Sentí el campanazo de la muerte; porque Lucio tuvo siempre a la muerte en el filo mismo de su vida, como un cuchillo, según acostumbraba decir mi tío Grande quién sabe por qué.
—La vida es un cuchillo —decía mi tío Grande—. Y tiene un filo así de largo por donde se asoma uno a la muerte. Hay quienes viven asomados desde siempre, frotando con ese filo el índice que sangra —decía mi tío Grande quién sabe por qué.
Tardé en recibir la información, el dato central y sus detalles, por boca del propio Avelino Sánchez Luque, administrador del rancho.
Lucio Lapuente fue encontrado muerto.
Lucio Lapuente fue encontrado muerto en una callejuela de París, por el rumbo de Pigalle.
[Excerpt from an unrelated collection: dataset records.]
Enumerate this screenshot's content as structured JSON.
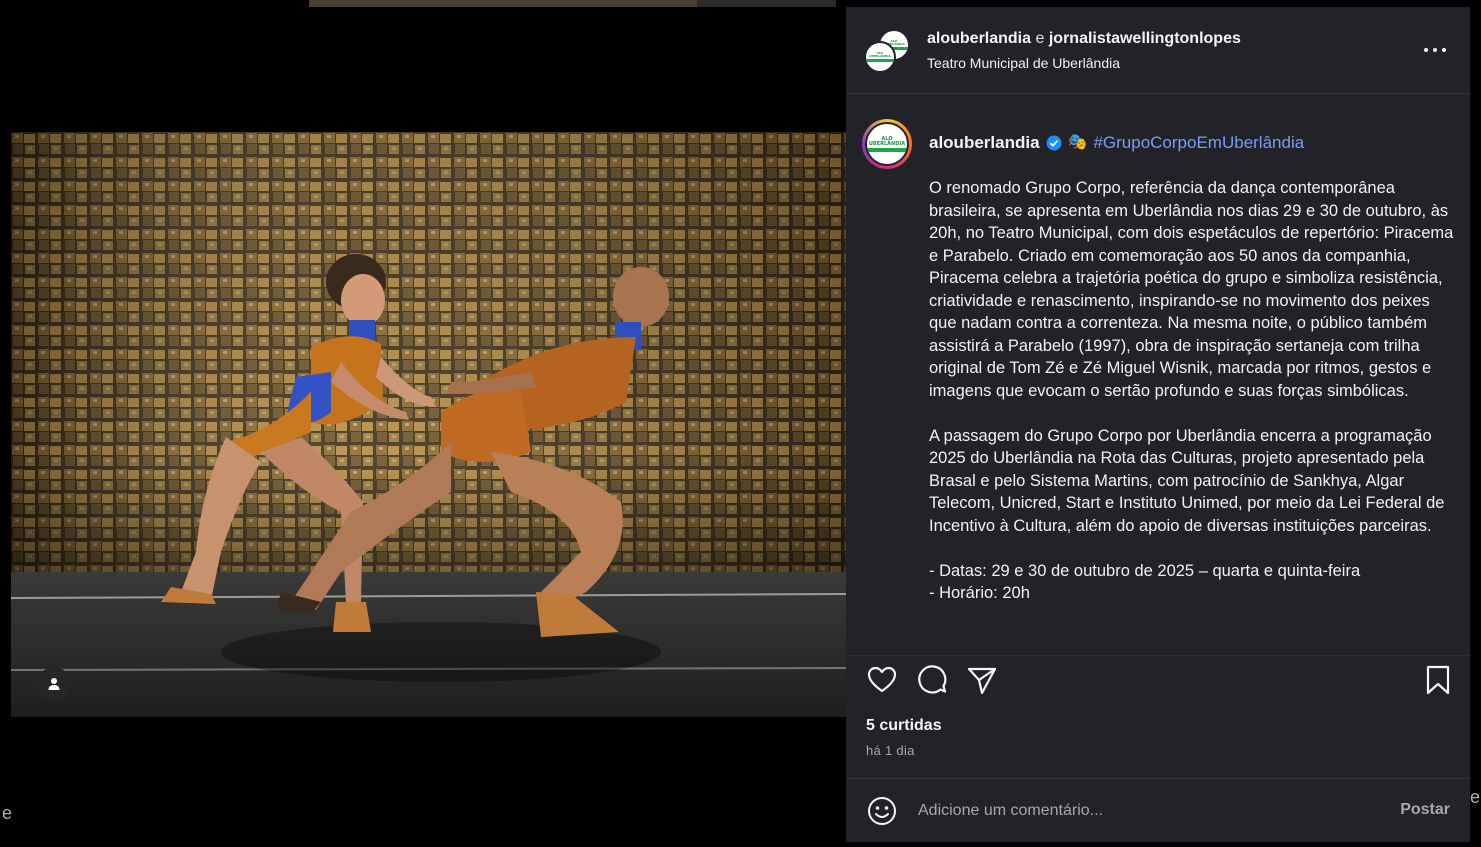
{
  "post": {
    "header": {
      "author": "alouberlandia",
      "separator": "e",
      "coauthor": "jornalistawellingtonlopes",
      "location": "Teatro Municipal de Uberlândia",
      "more_icon": "more-horizontal-icon"
    },
    "logo_text": "ALO UBERLÂNDIA",
    "caption": {
      "username": "alouberlandia",
      "verified_icon": "verified-badge-icon",
      "emoji": "🎭",
      "hashtag": "#GrupoCorpoEmUberlândia",
      "body": "O renomado Grupo Corpo, referência da dança contemporânea brasileira, se apresenta em Uberlândia nos dias 29 e 30 de outubro, às 20h, no Teatro Municipal, com dois espetáculos de repertório: Piracema e Parabelo. Criado em comemoração aos 50 anos da companhia, Piracema celebra a trajetória poética do grupo e simboliza resistência, criatividade e renascimento, inspirando-se no movimento dos peixes que nadam contra a correnteza. Na mesma noite, o público também assistirá a Parabelo (1997), obra de inspiração sertaneja com trilha original de Tom Zé e Zé Miguel Wisnik, marcada por ritmos, gestos e imagens que evocam o sertão profundo e suas forças simbólicas.\n\nA passagem do Grupo Corpo por Uberlândia encerra a programação 2025 do Uberlândia na Rota das Culturas, projeto apresentado pela Brasal e pelo Sistema Martins, com patrocínio de Sankhya, Algar Telecom, Unicred, Start e Instituto Unimed, por meio da Lei Federal de Incentivo à Cultura, além do apoio de diversas instituições parceiras.\n\n- Datas: 29 e 30 de outubro de 2025 – quarta e quinta-feira\n- Horário: 20h"
    },
    "actions": {
      "like_icon": "heart-icon",
      "comment_icon": "comment-icon",
      "share_icon": "share-icon",
      "save_icon": "bookmark-icon"
    },
    "likes": "5 curtidas",
    "time_ago": "há 1 dia",
    "comment_box": {
      "emoji_icon": "emoji-icon",
      "placeholder": "Adicione um comentário...",
      "post_label": "Postar"
    },
    "media": {
      "tag_icon": "user-tag-icon"
    }
  },
  "backdrop": {
    "edge_char_left": "e",
    "edge_char_right": "e"
  },
  "colors": {
    "panel_bg": "#212328",
    "hashtag": "#7a9cf5",
    "verified": "#1d8cf3",
    "muted": "#a8a8a8"
  }
}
Tenía dos puñaladas en el vientre y una en el cuello. Durante toda la madrugada, de acuerdo con las informaciones recabadas por Avelino, el cuerpo de Lucio se vació sobre las baldosas y el agua de lluvia acarreó su sangre hasta las coladeras.
Envié a Avelino a París, a enterarse de todo, aunque mi empeño terminó siendo inútil porque la investigación policiaca se quedó a medias: nunca descubrieron al asesino, o a los asesinos, y poco se llegó a saber de las circunstancias. Sólo que en las primeras horas de la noche fatídica Lucio Lapuente fue visto en el bar Petite de la Place Blanch en compañía de un varón que no se desprendía de una amplísima capa española, embriagándose ambos en plan de grandes amigos que vuelven a encontrarse después de largos años. Al filo de la media noche, ya solo, Lucio contrató en la casa de Madame Marguerite a dos prostitutas, Marina y Cosette, y con ellas se mantuvo encerrado en la llamada habitación Richelieu hasta la una o dos de la madrugada. Salió de la casa de Madame Marguerite sin despedirse de Madame Marguerite y caminó hasta la esquina donde fue apuñalado, probablemente para despojarlo de la billetera de piel de víbora que le vieron Marina y Cosette al bajarle los pantalones, probablemente para hacerlo pagar una afrenta de índole pasional, explicó a Avelino el inspector Jean Louis Mergier encargado de las fallidas pesquisas.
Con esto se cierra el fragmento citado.